Par un mémoire en défense enregistré le 20 décembre 2024, le préfet de l’Yonne, représenté par Me Rannou, conclut au rejet de la requête et à ce qu’une somme de 500 euros soit mise à la charge de M. A au titre de l’article L. 761-1 du code de justice administrative.
Il soutient que :
— la requête est tardive ;
— les moyens soulevés par M. A ne sont pas fondés.
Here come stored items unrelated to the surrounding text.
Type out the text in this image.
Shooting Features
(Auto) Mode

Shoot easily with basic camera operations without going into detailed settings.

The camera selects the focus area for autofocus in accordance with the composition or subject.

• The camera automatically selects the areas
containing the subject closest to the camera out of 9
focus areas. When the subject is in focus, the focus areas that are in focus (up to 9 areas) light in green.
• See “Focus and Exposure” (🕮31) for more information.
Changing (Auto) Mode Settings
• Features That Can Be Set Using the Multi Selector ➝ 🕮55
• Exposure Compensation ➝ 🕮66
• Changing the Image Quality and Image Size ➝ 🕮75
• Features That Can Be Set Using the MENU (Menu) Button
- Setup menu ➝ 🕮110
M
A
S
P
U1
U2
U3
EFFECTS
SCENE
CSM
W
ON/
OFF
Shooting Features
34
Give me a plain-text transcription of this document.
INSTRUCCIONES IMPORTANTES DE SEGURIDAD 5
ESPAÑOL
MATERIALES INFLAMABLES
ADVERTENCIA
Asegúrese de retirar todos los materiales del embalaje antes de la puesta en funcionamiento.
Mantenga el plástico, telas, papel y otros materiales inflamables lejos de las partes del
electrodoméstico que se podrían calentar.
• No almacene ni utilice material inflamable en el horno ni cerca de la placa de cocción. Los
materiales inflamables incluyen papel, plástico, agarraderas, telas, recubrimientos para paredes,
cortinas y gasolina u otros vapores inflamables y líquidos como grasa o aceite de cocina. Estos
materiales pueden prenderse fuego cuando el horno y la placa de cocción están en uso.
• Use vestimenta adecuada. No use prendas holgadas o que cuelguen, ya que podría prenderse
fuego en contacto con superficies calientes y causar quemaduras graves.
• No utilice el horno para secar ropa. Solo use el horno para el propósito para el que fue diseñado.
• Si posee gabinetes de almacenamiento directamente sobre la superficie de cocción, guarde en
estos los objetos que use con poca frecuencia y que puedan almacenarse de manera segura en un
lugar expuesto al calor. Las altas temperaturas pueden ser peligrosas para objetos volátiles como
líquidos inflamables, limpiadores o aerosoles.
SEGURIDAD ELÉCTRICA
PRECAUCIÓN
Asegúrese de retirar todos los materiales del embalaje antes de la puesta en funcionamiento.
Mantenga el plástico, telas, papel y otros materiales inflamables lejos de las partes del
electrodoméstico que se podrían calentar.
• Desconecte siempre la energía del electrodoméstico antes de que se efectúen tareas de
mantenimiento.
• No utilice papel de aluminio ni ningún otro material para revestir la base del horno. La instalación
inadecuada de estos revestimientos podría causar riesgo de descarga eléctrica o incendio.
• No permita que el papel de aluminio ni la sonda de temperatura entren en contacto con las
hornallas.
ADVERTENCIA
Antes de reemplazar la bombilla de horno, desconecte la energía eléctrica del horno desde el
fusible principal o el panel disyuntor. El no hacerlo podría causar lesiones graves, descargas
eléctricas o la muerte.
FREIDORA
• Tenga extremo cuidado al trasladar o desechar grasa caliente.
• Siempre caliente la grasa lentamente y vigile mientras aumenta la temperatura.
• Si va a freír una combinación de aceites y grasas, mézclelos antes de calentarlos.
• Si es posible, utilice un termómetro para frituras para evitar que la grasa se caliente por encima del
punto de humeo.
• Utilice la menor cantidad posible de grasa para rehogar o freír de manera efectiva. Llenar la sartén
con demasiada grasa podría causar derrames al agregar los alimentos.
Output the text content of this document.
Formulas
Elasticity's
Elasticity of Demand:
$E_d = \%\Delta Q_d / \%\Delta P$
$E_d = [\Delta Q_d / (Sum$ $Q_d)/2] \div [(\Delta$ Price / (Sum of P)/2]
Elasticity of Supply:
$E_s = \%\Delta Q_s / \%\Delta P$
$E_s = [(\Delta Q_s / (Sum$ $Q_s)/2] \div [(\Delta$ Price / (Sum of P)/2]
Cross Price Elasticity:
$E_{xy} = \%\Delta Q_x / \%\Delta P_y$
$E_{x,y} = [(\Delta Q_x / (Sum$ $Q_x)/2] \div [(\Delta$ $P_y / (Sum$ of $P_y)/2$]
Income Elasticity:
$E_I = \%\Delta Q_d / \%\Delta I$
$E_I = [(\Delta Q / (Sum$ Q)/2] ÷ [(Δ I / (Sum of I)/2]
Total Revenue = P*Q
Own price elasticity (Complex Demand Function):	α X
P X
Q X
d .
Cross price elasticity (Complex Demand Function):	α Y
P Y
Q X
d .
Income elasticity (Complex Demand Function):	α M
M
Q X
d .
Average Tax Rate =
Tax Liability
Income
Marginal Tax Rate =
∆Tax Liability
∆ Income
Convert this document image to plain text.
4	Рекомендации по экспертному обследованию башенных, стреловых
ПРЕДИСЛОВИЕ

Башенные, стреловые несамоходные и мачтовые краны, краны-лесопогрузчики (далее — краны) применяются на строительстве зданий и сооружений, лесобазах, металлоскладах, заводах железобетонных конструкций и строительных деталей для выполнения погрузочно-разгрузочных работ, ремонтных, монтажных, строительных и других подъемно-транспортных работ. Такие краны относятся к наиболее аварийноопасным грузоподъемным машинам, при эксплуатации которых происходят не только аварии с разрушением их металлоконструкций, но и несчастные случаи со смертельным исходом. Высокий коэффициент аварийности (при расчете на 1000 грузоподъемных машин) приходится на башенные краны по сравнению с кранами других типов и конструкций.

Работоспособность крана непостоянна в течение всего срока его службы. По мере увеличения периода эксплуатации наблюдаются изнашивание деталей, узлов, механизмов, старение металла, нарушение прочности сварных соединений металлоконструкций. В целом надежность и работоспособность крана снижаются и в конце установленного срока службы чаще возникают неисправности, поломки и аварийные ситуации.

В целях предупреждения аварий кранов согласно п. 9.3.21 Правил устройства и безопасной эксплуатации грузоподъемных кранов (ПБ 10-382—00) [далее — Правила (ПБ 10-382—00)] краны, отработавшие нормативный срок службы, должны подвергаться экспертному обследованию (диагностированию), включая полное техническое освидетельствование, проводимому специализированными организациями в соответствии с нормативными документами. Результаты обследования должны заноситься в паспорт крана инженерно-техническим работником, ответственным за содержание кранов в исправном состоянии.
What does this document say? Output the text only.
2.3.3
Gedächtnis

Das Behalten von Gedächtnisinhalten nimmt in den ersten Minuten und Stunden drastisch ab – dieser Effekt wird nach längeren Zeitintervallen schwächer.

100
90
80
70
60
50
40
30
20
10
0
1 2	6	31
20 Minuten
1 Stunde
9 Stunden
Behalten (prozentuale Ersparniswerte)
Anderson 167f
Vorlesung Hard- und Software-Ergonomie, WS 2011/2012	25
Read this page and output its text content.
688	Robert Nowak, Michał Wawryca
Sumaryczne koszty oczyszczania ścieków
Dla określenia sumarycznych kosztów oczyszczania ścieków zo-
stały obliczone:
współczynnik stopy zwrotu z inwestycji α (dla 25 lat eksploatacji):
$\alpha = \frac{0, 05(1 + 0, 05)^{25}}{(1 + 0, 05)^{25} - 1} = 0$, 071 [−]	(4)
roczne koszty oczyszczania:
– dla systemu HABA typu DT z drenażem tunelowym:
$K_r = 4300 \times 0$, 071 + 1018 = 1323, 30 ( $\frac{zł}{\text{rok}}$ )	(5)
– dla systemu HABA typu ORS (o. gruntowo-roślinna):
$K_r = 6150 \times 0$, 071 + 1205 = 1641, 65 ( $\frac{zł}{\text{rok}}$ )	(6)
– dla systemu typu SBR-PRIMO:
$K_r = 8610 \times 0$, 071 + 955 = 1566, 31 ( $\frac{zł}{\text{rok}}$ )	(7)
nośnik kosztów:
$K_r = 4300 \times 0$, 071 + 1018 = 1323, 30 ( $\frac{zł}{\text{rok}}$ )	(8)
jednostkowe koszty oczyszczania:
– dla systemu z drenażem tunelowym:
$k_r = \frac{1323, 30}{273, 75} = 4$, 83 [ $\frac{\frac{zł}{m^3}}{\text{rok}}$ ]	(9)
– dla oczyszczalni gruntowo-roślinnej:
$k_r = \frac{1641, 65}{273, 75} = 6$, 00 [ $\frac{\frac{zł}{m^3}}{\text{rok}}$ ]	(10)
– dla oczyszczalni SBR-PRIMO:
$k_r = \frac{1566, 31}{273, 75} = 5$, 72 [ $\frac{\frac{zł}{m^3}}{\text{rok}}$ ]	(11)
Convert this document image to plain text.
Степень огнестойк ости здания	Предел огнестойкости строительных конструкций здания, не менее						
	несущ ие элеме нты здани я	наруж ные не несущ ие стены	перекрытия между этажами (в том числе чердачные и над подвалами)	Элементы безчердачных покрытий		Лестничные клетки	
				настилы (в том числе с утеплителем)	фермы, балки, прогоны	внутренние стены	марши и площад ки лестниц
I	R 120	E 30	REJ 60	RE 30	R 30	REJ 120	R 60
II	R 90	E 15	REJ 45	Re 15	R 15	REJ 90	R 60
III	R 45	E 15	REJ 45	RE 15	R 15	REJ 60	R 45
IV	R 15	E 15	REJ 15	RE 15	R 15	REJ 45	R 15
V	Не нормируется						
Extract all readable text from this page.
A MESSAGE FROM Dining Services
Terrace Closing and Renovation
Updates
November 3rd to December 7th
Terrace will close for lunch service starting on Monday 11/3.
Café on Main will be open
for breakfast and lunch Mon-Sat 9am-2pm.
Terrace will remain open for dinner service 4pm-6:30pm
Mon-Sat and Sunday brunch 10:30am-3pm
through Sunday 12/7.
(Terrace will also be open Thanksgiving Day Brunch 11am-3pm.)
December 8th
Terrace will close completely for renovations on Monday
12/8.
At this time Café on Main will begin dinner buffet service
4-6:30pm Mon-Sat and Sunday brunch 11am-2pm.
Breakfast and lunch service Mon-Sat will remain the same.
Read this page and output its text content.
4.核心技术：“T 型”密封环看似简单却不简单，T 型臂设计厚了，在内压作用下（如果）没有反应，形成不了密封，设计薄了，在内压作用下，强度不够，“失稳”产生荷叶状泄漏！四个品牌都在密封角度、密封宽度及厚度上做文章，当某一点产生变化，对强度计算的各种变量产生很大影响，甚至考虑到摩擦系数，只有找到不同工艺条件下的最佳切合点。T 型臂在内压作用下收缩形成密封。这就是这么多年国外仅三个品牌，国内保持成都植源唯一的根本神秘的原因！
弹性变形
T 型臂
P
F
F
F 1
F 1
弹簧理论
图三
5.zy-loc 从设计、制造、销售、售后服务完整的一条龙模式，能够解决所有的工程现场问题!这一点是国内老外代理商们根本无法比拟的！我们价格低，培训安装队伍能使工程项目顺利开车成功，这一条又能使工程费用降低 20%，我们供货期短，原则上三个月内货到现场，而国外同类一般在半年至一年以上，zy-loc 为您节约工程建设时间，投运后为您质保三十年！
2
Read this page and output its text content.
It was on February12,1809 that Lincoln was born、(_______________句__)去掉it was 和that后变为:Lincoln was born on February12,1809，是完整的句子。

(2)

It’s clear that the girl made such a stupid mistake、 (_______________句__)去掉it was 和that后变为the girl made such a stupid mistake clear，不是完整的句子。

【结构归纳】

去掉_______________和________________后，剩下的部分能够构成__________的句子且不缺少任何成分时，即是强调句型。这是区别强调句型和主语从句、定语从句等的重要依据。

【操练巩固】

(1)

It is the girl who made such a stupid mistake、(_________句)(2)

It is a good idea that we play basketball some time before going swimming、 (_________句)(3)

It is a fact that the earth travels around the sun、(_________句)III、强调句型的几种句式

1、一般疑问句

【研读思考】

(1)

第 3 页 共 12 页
II. Par une requête et un mémoire enregistrés les 18 et 20 décembre 2024, M. B A, représenté par Me Djidjirian, demande au tribunal, dans le dernier état de ses écritures :
1°) de l’admettre à titre provisoire au bénéfice de l’aide juridictionnelle ;
2°) d’annuler l’arrêté du 18 décembre 2022, par lequel le préfet de l’Yonne l’a obligé à quitter le territoire français sans délai, lui a fixé le pays de destination et l’a interdit de retour pour une durée de trois ans ;
3°) d’enjoindre au préfet de l’Yonne de lui délivrer une carte de séjour, dans un délai de quinze jours à compter de la notification du jugement à intervenir, sous astreinte de 100 euros par jour de retard ; à titre subsidiaire, d’enjoindre au préfet de l’Yonne de réexaminer sa situation dans le même délai et sous la même astreinte ;
4°) de mettre à la charge de l’État la somme de 2 000 euros au bénéfice de son conseil en application des dispositions des articles L. 761-1 du code de justice administrative et 37 de la loi du 10 juillet 1991.
Il soutient que :
Sur l’ensemble des décisions :
— elles sont insuffisamment motivées ;
— elles sont entachées d’incompétence ;
— elles n’ont pas été notifiées dans une langue qu’il comprend ;
Sur l’obligation de quitter le territoire :
— elle porte atteinte à sa vie privée et familiale ;
— elle méconnait les stipulations des articles 3, 6§1 et 8 de la convention européenne de sauvegarde des droits de l’homme et des libertés fondamentales ;
— elle est entachée d’erreur de droit, dès lors que l’article L. 611-3 du code de l’entrée et du séjour des étrangers et du droit d’asile interdit le prononcé d’une obligation de quitter le territoire français à l’encontre d’un mineur. Il soutient également qu’il est atteint de tuberculose ;
— elle méconnait les dispositions de l’article 3-1 de la convention internationale relative aux droits de l’enfant signée à New York le 26 janvier 1990 ;
— elle est entachée d’erreur de fait, car l’obligation de quitter le territoire français édictée à son encontre en 2022 ne lui a jamais été notifiée ;
— elle est entachée d’erreur manifeste d’appréciation ;
Sur l’absence de délai de départ volontaire :
— il ne constitue pas une menace pour l’ordre public ;
— il ne présente pas de risque de fuite ;
Sur la fixation du pays de destination :
— elle méconnait les stipulations de l’article 3 de la convention européenne de sauvegarde des droits de l’homme et des libertés fondamentales ;
Sur l’interdiction de retour :
— elle est entachée d’erreur d’appréciation quant à sa durée.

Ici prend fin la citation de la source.